Trade in emerging-markets debt continued to skyrocket last year, surging 40% to $2.76 billion, according to a survey of 80 financial institutions by the Emerging Markets Traders Association.
The trading leaders among commercial banks - Citicorp Securities, J.P. Morgan, Chase Manhattan Bank, and Chemical Bank -contributed to a survey that showed that "emerging markets" is no longer synonymous with Latin America.
"There is a continuing geographic diversification in trading activity," said Michael M. Chamberlin, executive director of the traders group. (See related story on page 26.)
While Latin American assets still account for approximately 80% of emerging-market debt, rapid growth is occurring in Eastern Europe, he said.
Over the last two years, the volume of trading in Russian debt has increased to $71 billion from $678 million, and that of Bulgaria has increased to $25.3 billion from $1 billion.
"This market is clearly no longer just a Latin American market," said Mr. Chamberlin. "We're starting to see much more interest in Russian, Polish, and Bulgarian assets."
Bulgarian assets became one of the top 10 most-heavily traded when Bulgaria created Brady bonds from its debt. This type of bond, backed by the U.S. government, was created during the LDC crisis of the 1980s.
Brady bonds accounted for more than $15 billion of Bulgaria's $25 billion trading volume in 1994. "The jump (into the top 10) was directly attributable to their Brady deal," said Mr. Chamberlin.
Indeed, the much more liquid Brady bonds were more actively traded than their earlier incarnation, loans. The worldwide volume of Brady bond trading reached $1.68 trillion in 1994, up from $248 billion in 1992.
The volume of sovereign loans, meanwhile, was $244 billion in 1994, up only slightly from $229 billion in 1992, and down from $274 billion in 1993.
The ratio of bond to loan trading moved from 1 to 1 in 1992 to 7 to 1 in 1994. A great deal of loans converted to bonds, which traded more actively than the loans.
Since their inception, Brady bonds have served their intended purpose, transforming troubled loans to salable securities, increasing liquidity in the market.
Investors have responded to greater liquidity across the board in the emerging-market arena, boosting the volume of local instruments denominated in local currencies 79%, to $370 billion.
"We saw a pronounced increase in local instruments in 1994," said a senior trader at a commercial bank. "As a lot of them became more liquid and yields dropped considerably in 1993, this asset class attracted attention from mutual and hedge funds," the trader said.
Commercial banks enjoy their competitive advantages in trading and underwriting local securities.
Commercial banks can originate a lot of business and deliver local products because of their presence on the ground in the market, said a senior trader. "Capital at commercial banks is also an advantage," said the trader, "which puts us in a convenient position vis-a-vis investment banks."
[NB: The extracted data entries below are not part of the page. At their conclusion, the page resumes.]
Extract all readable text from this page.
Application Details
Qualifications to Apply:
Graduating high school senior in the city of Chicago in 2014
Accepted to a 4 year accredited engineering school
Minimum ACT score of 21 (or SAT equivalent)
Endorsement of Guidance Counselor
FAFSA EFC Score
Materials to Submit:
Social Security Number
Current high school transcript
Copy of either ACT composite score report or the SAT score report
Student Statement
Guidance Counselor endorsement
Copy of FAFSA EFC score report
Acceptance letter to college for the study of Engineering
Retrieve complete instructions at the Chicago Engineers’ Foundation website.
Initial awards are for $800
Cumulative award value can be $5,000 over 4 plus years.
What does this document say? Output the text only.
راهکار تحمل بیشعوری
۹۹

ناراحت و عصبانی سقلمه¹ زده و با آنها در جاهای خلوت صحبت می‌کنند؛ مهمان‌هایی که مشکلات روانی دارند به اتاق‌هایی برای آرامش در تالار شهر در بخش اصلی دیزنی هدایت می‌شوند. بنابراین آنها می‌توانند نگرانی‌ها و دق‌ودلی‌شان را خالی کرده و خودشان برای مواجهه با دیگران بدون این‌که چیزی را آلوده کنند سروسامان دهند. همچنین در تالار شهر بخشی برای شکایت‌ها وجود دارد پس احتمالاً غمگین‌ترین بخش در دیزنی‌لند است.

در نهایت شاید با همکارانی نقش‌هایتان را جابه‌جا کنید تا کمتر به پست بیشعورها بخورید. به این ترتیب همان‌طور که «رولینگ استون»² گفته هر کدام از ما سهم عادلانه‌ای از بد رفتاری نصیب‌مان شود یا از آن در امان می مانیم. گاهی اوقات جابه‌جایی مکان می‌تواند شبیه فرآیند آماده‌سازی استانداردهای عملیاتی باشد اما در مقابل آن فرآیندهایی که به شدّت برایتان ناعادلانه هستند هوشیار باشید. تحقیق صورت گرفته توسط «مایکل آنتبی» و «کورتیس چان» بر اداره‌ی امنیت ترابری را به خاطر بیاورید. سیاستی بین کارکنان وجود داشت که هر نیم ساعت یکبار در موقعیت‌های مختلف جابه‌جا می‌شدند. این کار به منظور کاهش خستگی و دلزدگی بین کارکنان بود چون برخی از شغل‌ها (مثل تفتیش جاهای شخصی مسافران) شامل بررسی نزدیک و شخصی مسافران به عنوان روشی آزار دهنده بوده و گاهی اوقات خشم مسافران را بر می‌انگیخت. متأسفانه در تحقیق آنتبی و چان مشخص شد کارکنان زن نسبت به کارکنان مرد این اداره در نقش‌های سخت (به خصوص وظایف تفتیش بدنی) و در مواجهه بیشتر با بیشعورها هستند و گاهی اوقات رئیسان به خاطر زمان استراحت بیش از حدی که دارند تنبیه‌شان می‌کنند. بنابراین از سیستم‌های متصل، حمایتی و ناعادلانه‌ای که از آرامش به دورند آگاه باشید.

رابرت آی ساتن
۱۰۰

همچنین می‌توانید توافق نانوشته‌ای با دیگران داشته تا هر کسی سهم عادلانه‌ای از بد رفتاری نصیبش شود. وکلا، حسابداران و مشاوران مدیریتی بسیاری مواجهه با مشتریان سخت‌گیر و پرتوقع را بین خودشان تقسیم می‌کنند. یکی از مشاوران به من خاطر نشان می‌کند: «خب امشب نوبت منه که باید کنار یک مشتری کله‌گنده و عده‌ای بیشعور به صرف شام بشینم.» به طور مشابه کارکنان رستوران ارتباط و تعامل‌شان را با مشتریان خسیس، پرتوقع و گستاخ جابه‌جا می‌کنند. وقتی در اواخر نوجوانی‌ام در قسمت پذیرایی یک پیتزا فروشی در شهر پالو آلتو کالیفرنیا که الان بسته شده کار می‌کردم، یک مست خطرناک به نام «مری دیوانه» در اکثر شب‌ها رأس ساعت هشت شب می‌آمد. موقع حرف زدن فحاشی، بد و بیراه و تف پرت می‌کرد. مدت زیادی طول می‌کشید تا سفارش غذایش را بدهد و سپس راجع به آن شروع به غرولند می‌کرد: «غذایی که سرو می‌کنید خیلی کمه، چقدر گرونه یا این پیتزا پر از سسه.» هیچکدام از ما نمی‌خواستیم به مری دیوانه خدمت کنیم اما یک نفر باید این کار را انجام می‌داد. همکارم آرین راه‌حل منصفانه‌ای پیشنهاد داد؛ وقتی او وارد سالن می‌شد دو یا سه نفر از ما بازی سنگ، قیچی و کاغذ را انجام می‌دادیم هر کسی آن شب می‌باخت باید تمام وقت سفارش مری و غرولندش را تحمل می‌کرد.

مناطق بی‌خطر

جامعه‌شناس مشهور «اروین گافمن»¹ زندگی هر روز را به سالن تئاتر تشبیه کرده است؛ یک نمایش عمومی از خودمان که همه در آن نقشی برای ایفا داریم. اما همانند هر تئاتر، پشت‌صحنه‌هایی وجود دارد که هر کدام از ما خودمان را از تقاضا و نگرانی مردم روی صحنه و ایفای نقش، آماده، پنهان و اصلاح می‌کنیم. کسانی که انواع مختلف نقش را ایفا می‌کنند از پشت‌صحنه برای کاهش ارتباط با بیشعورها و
Bankers found the notion of reducing their commitment to emerging markets in light of lower profits absurd. "This area has been a huge money- maker for the banks," said a senior trader. After a rough year of scant profits, "people will look at risk management, just like in any area, to see if they can mitigate these risks," he continued.
Bankers expected volume to remain flat through 1995, or decrease. "A lot of the volume was interdealer activity," said another trader. "I think that's been somewhat curtailed."